Aug 03 '22 09:08 WhyNotHugo

My false-positive example:

def foo(forbidden_calls, forbidden_functions, strings):
    for fn in forbidden_calls:
        f = forbidden_functions[fn]
        waiver = any(map(lambda string: f['waiver_regex'].search(string), strings))

    return waiver

flake8 /tmp/demo.py 
/tmp/demo.py:4:41: B023 Function definition does not bind loop variable 'f'.

Aug 29 '22 14:08 marxin

I expect it'll be quite a while before I get back to this again, so here: https://github.com/PyCQA/flake8-bugbear/compare/main...Zac-HD:flake8-bugbear:B023-false-alarms

This patch fixes the false alarm on functions where a local variable shadows the loop variable, and adds regression tests for the more common key=/filter/reduce -based false alarms but doesn't fix those yet. If anyone would like to finish this and make PR, do so with my blessing!

(and @cooperlees if you're making a release anyway, cherry-pick the partial fix?)

Oct 17 '22 06:10 Zac-HD

I'm on it!

Oct 25 '22 10:10 jakkdl

The PR should fix a bunch of the false alarms mentioned in here, but probably not all of them. Feel free to check it out

Oct 25 '22 11:10 jakkdl

My false-positive example:

def foo(forbidden_calls, forbidden_functions, strings):
    for fn in forbidden_calls:
        f = forbidden_functions[fn]
        waiver = any(map(lambda string: f['waiver_regex'].search(string), strings))

    return waiver

This issue is still present with the latest release and main branch.

Oct 26 '22 07:10 marxin

As written, you skip all but the last loop iteration, since waiver is reassigned every time! Did you mean waiver = waiver or any(...)? Other tricks to fix the warning include adding , f=f: to the lambda args, or avoiding a lambda entirely with:

for fn in forbidden_calls:
    searcher = forbidden_functions[fn]['waiver_regex'].search
    waiver = any(map(searcher, strings))

But more generally, yeah, we should handle map the same way as filter and reduce - thanks for the re-report 😅 @jakkdl mind adding that and copy-and-editing some of the existing tests? My bad for omitting them in the first place...

Oct 26 '22 08:10 Zac-HD

As written, you skip all but the last loop iteration, since waiver is reassigned every time!
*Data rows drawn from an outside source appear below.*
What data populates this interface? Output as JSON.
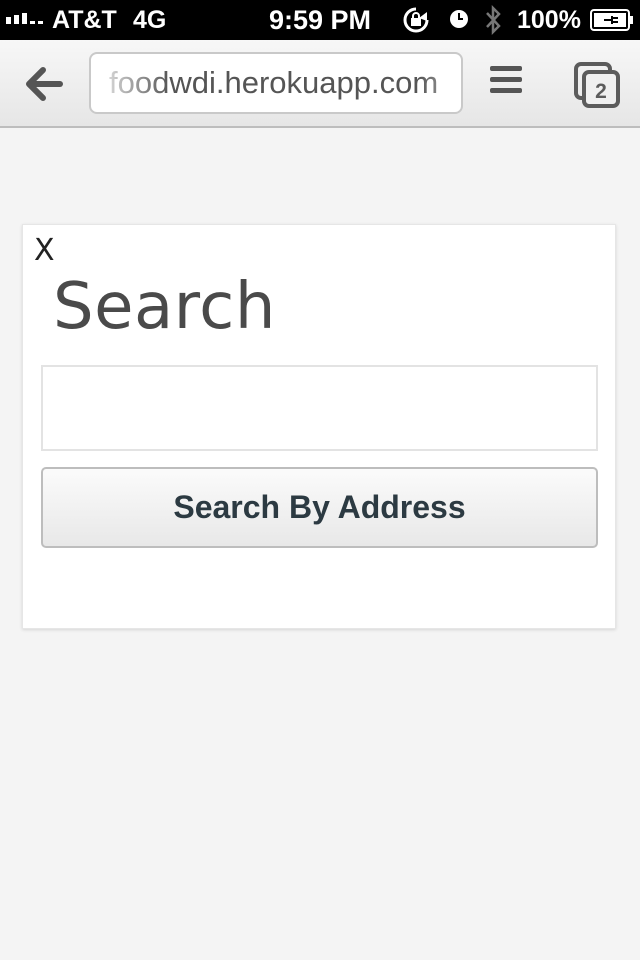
{
  "status_bar": {
    "carrier": "AT&T",
    "network": "4G",
    "time": "9:59 PM",
    "battery_percent": "100%",
    "icons": [
      "signal-icon",
      "rotation-lock-icon",
      "alarm-icon",
      "bluetooth-icon",
      "battery-charging-icon"
    ]
  },
  "browser": {
    "url": "foodwdi.herokuapp.com",
    "tab_count": "2",
    "icons": [
      "back-arrow-icon",
      "menu-icon",
      "tabs-icon"
    ]
  },
  "modal": {
    "close_label": "X",
    "title": "Search",
    "input_value": "",
    "input_placeholder": "",
    "button_label": "Search By Address"
  }
}
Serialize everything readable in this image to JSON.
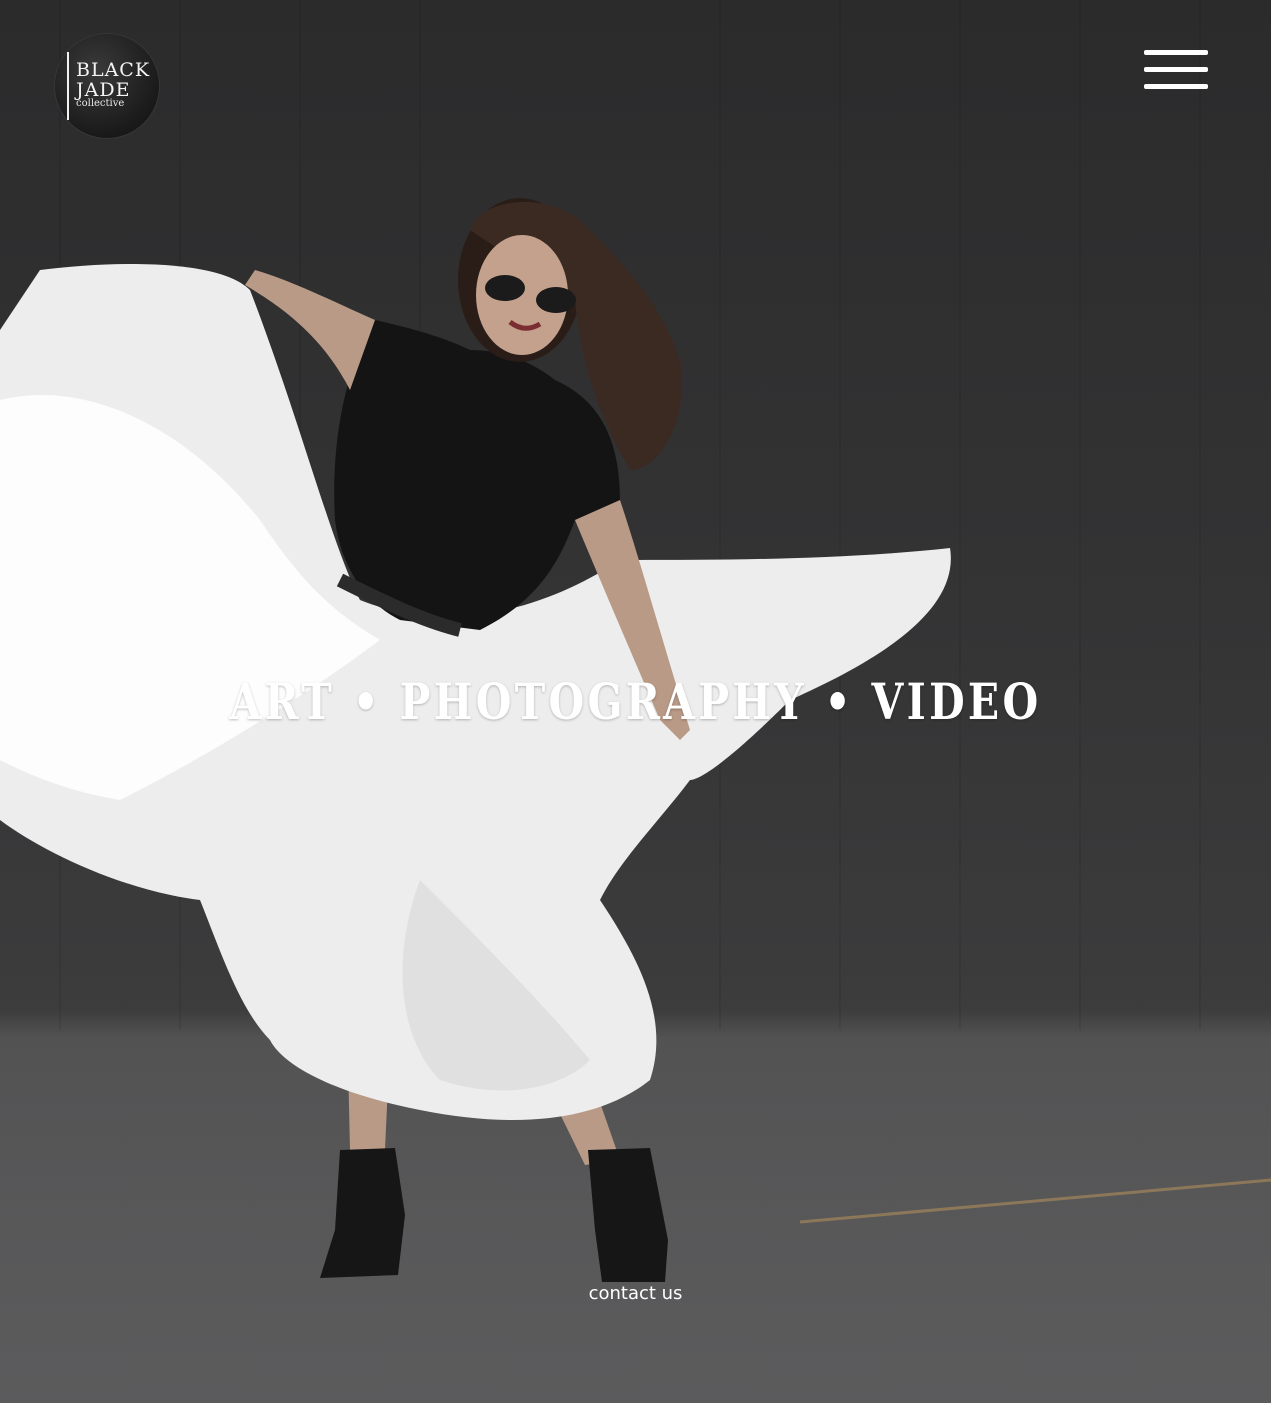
{
  "logo": {
    "line1": "BLACK",
    "line2": "JADE",
    "line3": "collective"
  },
  "header": {
    "menu_icon": "hamburger-menu-icon"
  },
  "hero": {
    "image": "woman-dancing-with-white-skirt-photo",
    "tagline": "ART • PHOTOGRAPHY • VIDEO"
  },
  "footer": {
    "contact_label": "contact us"
  },
  "colors": {
    "text": "#ffffff",
    "background": "#2b2b2c",
    "pavement": "#5c5c5d"
  }
}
Whoops, you are right, my code snippet is really suspicious.

Oct 26 '22 08:10 marxin

Done~ :slightly_smiling_face:

Oct 26 '22 09:10 jakkdl

This sample still fails. Shall II open a separate issue for it?

for shipment in sender.shipments:
    transaction.on_commit(lambda: update_single_me_shipment.delay(shipment.id)

Oct 27 '22 16:10 WhyNotHugo

That's not a false alarm; unless the lambdas run immediately every single one will use the last shipment.

Oct 27 '22 17:10 Zac-HD

Further comments to new issues please, we've fixed all the false alarms we know of.

We've also received several reports where the linter is in fact correct, so consider refactoring your code to make it happy even if you think it's probably a false alarm!

Oct 27 '22 17:10 Zac-HD